It affects student learning

It’s obvious that good teachers are better at teaching students effectively. When teachers have access to continuous learning opportunities and professional development resources, they’re better equipped to become good teachers — especially if their students have learning needs or are performing below or above grade level.

Student achievement should be the ultimate goal of any teacher professional development activities.

It encourages the success of new teachers

According to one study, a third of teachers leave the profession within three years, and half of teachers leave within five years.

While there are a number of explanations for this statistic, there is no substitute for hands-on experience when it comes to effective classroom teaching. Teachers spend their whole careers developing new skills in response to the challenges they encounter, but new teachers haven’t had a chance to build their own resources.

Professional development can help new and experienced teachers develop the skills they need to feel confident in the classroom. Effective professional development helps teachers shape career-long learning.

It promotes a growth mindset

Thoughtful, targeted teacher professional development opportunities boost student outcomes and promote a growth mindset.

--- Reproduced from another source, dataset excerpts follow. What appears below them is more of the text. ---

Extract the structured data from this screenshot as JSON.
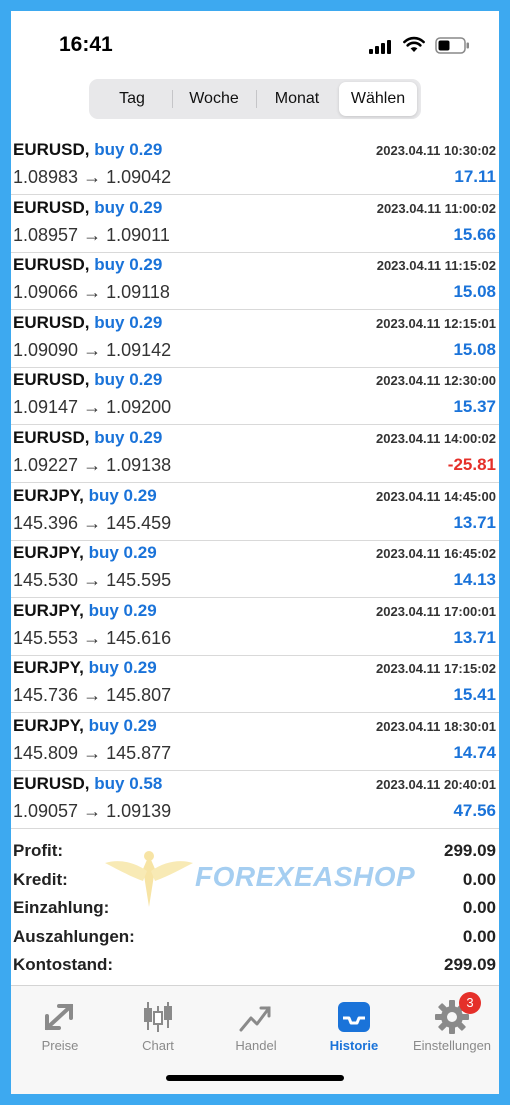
{
  "status": {
    "time": "16:41"
  },
  "segments": [
    "Tag",
    "Woche",
    "Monat",
    "Wählen"
  ],
  "selected_segment": "Wählen",
  "trades": [
    {
      "symbol": "EURUSD,",
      "side": "buy 0.29",
      "open": "1.08983",
      "close": "1.09042",
      "datetime": "2023.04.11 10:30:02",
      "profit": "17.11"
    },
    {
      "symbol": "EURUSD,",
      "side": "buy 0.29",
      "open": "1.08957",
      "close": "1.09011",
      "datetime": "2023.04.11 11:00:02",
      "profit": "15.66"
    },
    {
      "symbol": "EURUSD,",
      "side": "buy 0.29",
      "open": "1.09066",
      "close": "1.09118",
      "datetime": "2023.04.11 11:15:02",
      "profit": "15.08"
    },
    {
      "symbol": "EURUSD,",
      "side": "buy 0.29",
      "open": "1.09090",
      "close": "1.09142",
      "datetime": "2023.04.11 12:15:01",
      "profit": "15.08"
    },
    {
      "symbol": "EURUSD,",
      "side": "buy 0.29",
      "open": "1.09147",
      "close": "1.09200",
      "datetime": "2023.04.11 12:30:00",
      "profit": "15.37"
    },
    {
      "symbol": "EURUSD,",
      "side": "buy 0.29",
      "open": "1.09227",
      "close": "1.09138",
      "datetime": "2023.04.11 14:00:02",
      "profit": "-25.81"
    },
    {
      "symbol": "EURJPY,",
      "side": "buy 0.29",
      "open": "145.396",
      "close": "145.459",
      "datetime": "2023.04.11 14:45:00",
      "profit": "13.71"
    },
    {
      "symbol": "EURJPY,",
      "side": "buy 0.29",
      "open": "145.530",
      "close": "145.595",
      "datetime": "2023.04.11 16:45:02",
      "profit": "14.13"
    },
    {
      "symbol": "EURJPY,",
      "side": "buy 0.29",
      "open": "145.553",
      "close": "145.616",
      "datetime": "2023.04.11 17:00:01",
      "profit": "13.71"
    },
    {
      "symbol": "EURJPY,",
      "side": "buy 0.29",
      "open": "145.736",
      "close": "145.807",
      "datetime": "2023.04.11 17:15:02",
      "profit": "15.41"
    },
    {
      "symbol": "EURJPY,",
      "side": "buy 0.29",
      "open": "145.809",
      "close": "145.877",
      "datetime": "2023.04.11 18:30:01",
      "profit": "14.74"
    },
    {
      "symbol": "EURUSD,",
      "side": "buy 0.58",
      "open": "1.09057",
      "close": "1.09139",
      "datetime": "2023.04.11 20:40:01",
      "profit": "47.56"
    }
  ],
  "summary": [
    {
      "label": "Profit:",
      "value": "299.09"
    },
    {
      "label": "Kredit:",
      "value": "0.00"
    },
    {
      "label": "Einzahlung:",
      "value": "0.00"
    },
    {
      "label": "Auszahlungen:",
      "value": "0.00"
    },
    {
      "label": "Kontostand:",
      "value": "299.09"
    }
  ],
  "watermark": {
    "text": "FOREXEASHOP"
  },
  "tabs": [
    {
      "label": "Preise",
      "icon": "quotes-arrow-icon"
    },
    {
      "label": "Chart",
      "icon": "candlestick-icon"
    },
    {
      "label": "Handel",
      "icon": "trade-chart-icon"
    },
    {
      "label": "Historie",
      "icon": "inbox-tray-icon",
      "active": true
    },
    {
      "label": "Einstellungen",
      "icon": "gear-icon",
      "badge": "3"
    }
  ],
  "colors": {
    "accent": "#1a73d9",
    "negative": "#e5302a",
    "frame": "#3da9f0"
  }
}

Teacher professional development encourages teachers to be active participants in their own learning, and ensures that students and teachers alike are eager to learn. When you provide learning and support for your teachers, you communicate that the school community values the work they do and wants them to grow.

A lack of professional development resources for teachers can be discouraging. It communicates that you don’t want to invest in the quality of teaching and puts more stress on teachers to develop their skills alone.